X1, y1 = make_sequences(df1_train, seq_len, pred_horizon)   # Lake T
X2, y2 = make_sequences(df2_train, seq_len, pred_horizon)   # Lake Y

In [21]:
X1_test, y1_test = make_sequences(df1_test, seq_len, pred_horizon) 
X2_test, y2_test = make_sequences(df2_test, seq_len, pred_horizon) 

In [22]:
# -----------------------------
# 2. Train on Lake T (pretraining)
# -----------------------------
train_ds1 = MyTimeSeriesDataset.from_arrays(X1, y1)

# device = 'cuda' if torch.cuda.is_available() else 'cpu'
device = 'cpu'
def make_model(): return DOTransferModel(n_features=X1.shape[2], seq_len=seq_len, device=device)

print("Pretraining on Lake T...")
pre_model = make_model()
pre_model = fit(pre_model, train_ds1, val_dataset=None,
                epochs=50, batch_size=128, lr=1e-3, device=device)

torch.save(pre_model.state_dict(), "lakeT_pretrained.pth")

Pretraining on Lake T...
[Epoch 1/50] train_loss=72.621436 val_mse=inf
[Epoch 10/50] train_loss=0.676872 val_mse=inf
[Epoch 20/50] train_loss=0.464859 val_mse=inf
[Epoch 30/50] train_loss=0.413393 val_mse=inf
[Epoch 40/50] train_loss=0.387647 val_mse=inf
[Epoch 50/50] train_loss=0.395033 val_mse=inf


In [23]:
# -----------------------------
# 3. Lake Y splits
# -----------------------------
X2_train, X2_val, y2_train, y2_val = train_test_split(X2, y2, test_size=0.2, shuffle=False)
train_ds2 = MyTimeSeriesDataset.from_arrays(X2_train, y2_train)
val_ds2   = MyTimeSeriesDataset.from_arrays(X2_val,   y2_val)
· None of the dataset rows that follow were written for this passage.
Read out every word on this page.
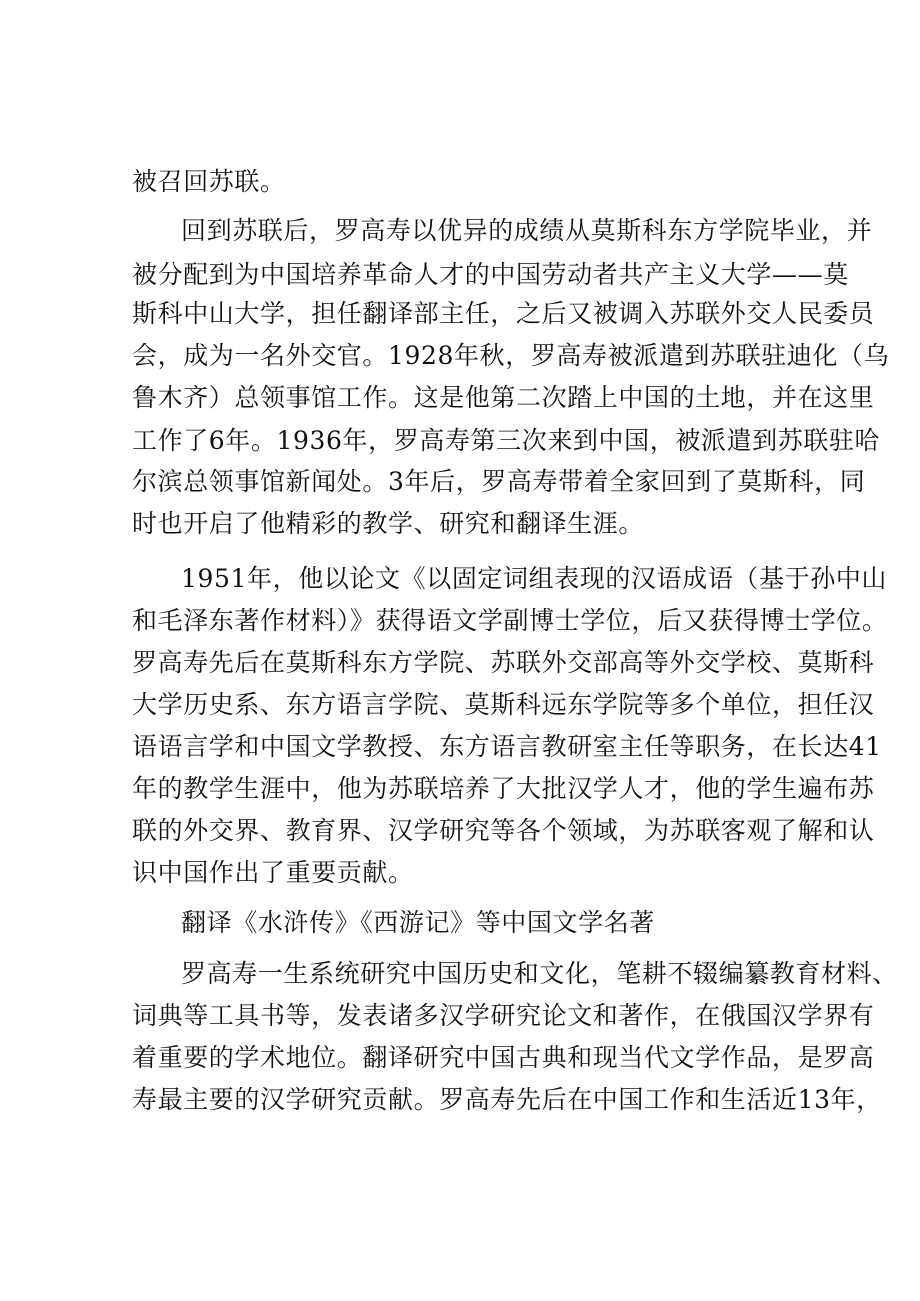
被召回苏联。
回到苏联后，罗高寿以优异的成绩从莫斯科东方学院毕业，并
被分配到为中国培养革命人才的中国劳动者共产主义大学——莫
斯科中山大学，担任翻译部主任，之后又被调入苏联外交人民委员
会，成为一名外交官。1928年秋，罗高寿被派遣到苏联驻迪化（乌
鲁木齐）总领事馆工作。这是他第二次踏上中国的土地，并在这里
工作了6年。1936年，罗高寿第三次来到中国，被派遣到苏联驻哈
尔滨总领事馆新闻处。3年后，罗高寿带着全家回到了莫斯科，同
时也开启了他精彩的教学、研究和翻译生涯。
1951年，他以论文《以固定词组表现的汉语成语（基于孙中山
和毛泽东著作材料）》获得语文学副博士学位，后又获得博士学位。
罗高寿先后在莫斯科东方学院、苏联外交部高等外交学校、莫斯科
大学历史系、东方语言学院、莫斯科远东学院等多个单位，担任汉
语语言学和中国文学教授、东方语言教研室主任等职务，在长达41
年的教学生涯中，他为苏联培养了大批汉学人才，他的学生遍布苏
联的外交界、教育界、汉学研究等各个领域，为苏联客观了解和认
识中国作出了重要贡献。
翻译《水浒传》《西游记》等中国文学名著
罗高寿一生系统研究中国历史和文化，笔耕不辍编纂教育材料、
词典等工具书等，发表诸多汉学研究论文和著作，在俄国汉学界有
着重要的学术地位。翻译研究中国古典和现当代文学作品，是罗高
寿最主要的汉学研究贡献。罗高寿先后在中国工作和生活近13年，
# -----------------------------
# 4A. Transfer learning on Lake Y
# -----------------------------
print("\nFine-tuning (transfer learning) on Lake Y...")
ft_model = transfer_finetune("lakeT_pretrained.pth",
                             target_train_dataset=train_ds2,
                             target_val_dataset=val_ds2,
                             lr=5e-4, epochs=60, batch_size=32,
                             device=device, freeze_base=True)

y_true_ft, y_pred_ft = evaluate(ft_model, DataLoader(val_ds2, batch_size=64), device)
metrics_ft = {
    "RMSE": rmse(y_true_ft, y_pred_ft),
    "MAPE": mape(y_true_ft, y_pred_ft),
    "R2":   r2_score_np(y_true_ft, y_pred_ft),
    "d":    index_of_agreement(y_true_ft, y_pred_ft),
    "NSE":  nash_sutcliffe(y_true_ft, y_pred_ft)
}


Fine-tuning (transfer learning) on Lake Y...
[FT Epoch 5/60] train_loss=0.987344 val_mse=0.438083
[FT Epoch 10/60] train_loss=0.984240 val_mse=0.345338
[FT Epoch 15/60] train_loss=1.012057 val_mse=0.395659
[FT Epoch 20/60] train_loss=0.895623 val_mse=0.448899
[FT Epoch 25/60] train_loss=0.871433 val_mse=0.374025
[FT Epoch 30/60] train_loss=0.842582 val_mse=0.518583
[FT Epoch 35/60] train_loss=0.808310 val_mse=0.451760
[FT Epoch 40/60] train_loss=0.695780 val_mse=0.585027
[FT Epoch 45/60] train_loss=0.647125 val_mse=0.536099
[FT Epoch 50/60] train_loss=0.600480 val_mse=1.372382
[FT Epoch 55/60] train_loss=0.490912 val_mse=1.548131
[FT Epoch 60/60] train_loss=0.488483 val_mse=2.459424


In [24]:
# -----------------------------
# 4B. Training from scratch on Lake Y
# -----------------------------
print("\nTraining from scratch on Lake Y...")
scratch_model = make_model()
scratch_model = fit(scratch_model, train_ds2, val_dataset=val_ds2,
                    epochs=50, batch_size=32, lr=1e-3, device=device)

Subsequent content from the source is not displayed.